One year ago today on a coastal Georgia street, Ahmaud Arbery was chased and shot. It would be months before most of the world heard about the death and before police arrested suspects. From WABE, Emma Hurt reports on how the story changed Arbery's community.

EMMA HURT, BYLINE: It's been a year, but the grief of Ahmaud Arbery's family, including his father, Marcus Arbery, hasn't gotten any easier to bear.

MARCUS ARBERY: Because one thing about it, they took a part of me that will never be put - be able to put back. When them monsters killed my baby boy, that's a part of me nobody can put back.

HURT: Arbery became a household name in May after a video showed the 25-year-old, Black Brunswick, Ga., native jogging down a street when he was chased by three white men and shot. Recently released police body cam footage shows one of those men, Greg McMichael, justifying his actions, his hands still covered in Arbery's blood.

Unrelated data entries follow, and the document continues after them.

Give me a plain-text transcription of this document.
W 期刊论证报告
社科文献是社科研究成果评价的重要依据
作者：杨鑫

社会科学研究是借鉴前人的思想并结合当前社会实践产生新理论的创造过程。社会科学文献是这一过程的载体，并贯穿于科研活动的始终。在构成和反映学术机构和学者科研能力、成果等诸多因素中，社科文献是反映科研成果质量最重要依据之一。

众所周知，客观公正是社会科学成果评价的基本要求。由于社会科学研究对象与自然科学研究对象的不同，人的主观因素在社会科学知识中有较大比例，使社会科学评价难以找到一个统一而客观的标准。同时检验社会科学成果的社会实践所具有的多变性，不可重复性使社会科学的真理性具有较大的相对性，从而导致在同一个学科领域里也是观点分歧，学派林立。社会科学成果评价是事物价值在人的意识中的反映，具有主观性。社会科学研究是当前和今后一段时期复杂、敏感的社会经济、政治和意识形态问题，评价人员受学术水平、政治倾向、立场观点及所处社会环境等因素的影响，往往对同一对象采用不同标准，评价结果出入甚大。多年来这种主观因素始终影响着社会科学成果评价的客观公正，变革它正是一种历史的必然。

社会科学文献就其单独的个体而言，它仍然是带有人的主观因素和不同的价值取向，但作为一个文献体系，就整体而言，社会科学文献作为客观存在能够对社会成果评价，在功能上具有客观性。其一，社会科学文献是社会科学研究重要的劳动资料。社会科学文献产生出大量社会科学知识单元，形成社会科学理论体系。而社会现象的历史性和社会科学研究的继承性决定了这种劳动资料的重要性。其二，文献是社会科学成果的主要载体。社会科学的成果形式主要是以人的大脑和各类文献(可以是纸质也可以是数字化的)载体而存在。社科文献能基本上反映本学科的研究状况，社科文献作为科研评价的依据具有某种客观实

GREG MCMICHAEL: So I'm standing in my front yard. Just a little while ago, this guy comes hauling ass down the street, like I said, I mean, like something's after him.

HURT: McMichael said he and his son Travis thought they were chasing a repeat burglar in the neighborhood.


MCMICHAEL: Travis grabs his shotgun because we don't know if this guy's armed because the other night, the guy stuck his hand down his pants, which lead Travis to think he was armed.

HURT: There's been no evidence Arbery committed the burglaries. But the McMichaels' story stuck until that video leaked. New prosecutors took over. And the men were arrested. In Glynn County, hundreds gathered often to protest, like back in May outside the courthouse.


JOHN PERRY: Justice is not just trying the McMichaels.

HURT: John Perry was president of the Brunswick NAACP at the time.


PERRY: Justice is also saying that we've got to clean up the house of Glynn County, that we've got to have a law enforcement and that we've got to have a system that will do right by all people.

HURT: No trial has been scheduled for the cases against the McMichaels and their neighbor, William Roddie Bryan, who took the video. But all three men remain in jail. Then there's the local DA, Jackie Johnson. Her name came up a lot at that rally.


PERRY: We came to tell Jackie Johnson your time is up.

HURT: Last year, Johnson lost her reelection bid by 30 points thanks to a write-in campaign. Cedric King, a Brunswick community organizer, says that was because of a persistent, coordinated effort.

CEDRIC KING: That activism cannot do anything but give everybody hope and optimism for what the future can be if you handle things the right way.

HURT: King says Arbery's death has sparked new dialogue between local churches, nonprofits and business leaders. He argues the tone was set by the peaceful, multiracial protests in Brunswick last summer.

KING: Our community was the only community that did not burn down. We had protests. But we didn't have riots. Hopefully, we can be a model of how, even in the wake of a tragedy, you can come together and move forward.

HURT: County Commissioner Allen Booker, the sole Black commissioner in Glynn, agreed that conversations have changed. He's been trying to make progress on police reform for years.

ALLEN BOOKER: This movement has raised the consciousness of folk who may have been on the bubble or been willing to say slow walk it to understand that, you know, we've got to root out this hate. And we've got to step up better than we have in the past.

HURT: Almost half of new police recruits in Glynn County are now people of color, he says. A new police chief search will prioritize a shift to community-based policing. Booker and other advocates have proposed a citizen's review board for the department. And he says his fellow commissioners are really listening.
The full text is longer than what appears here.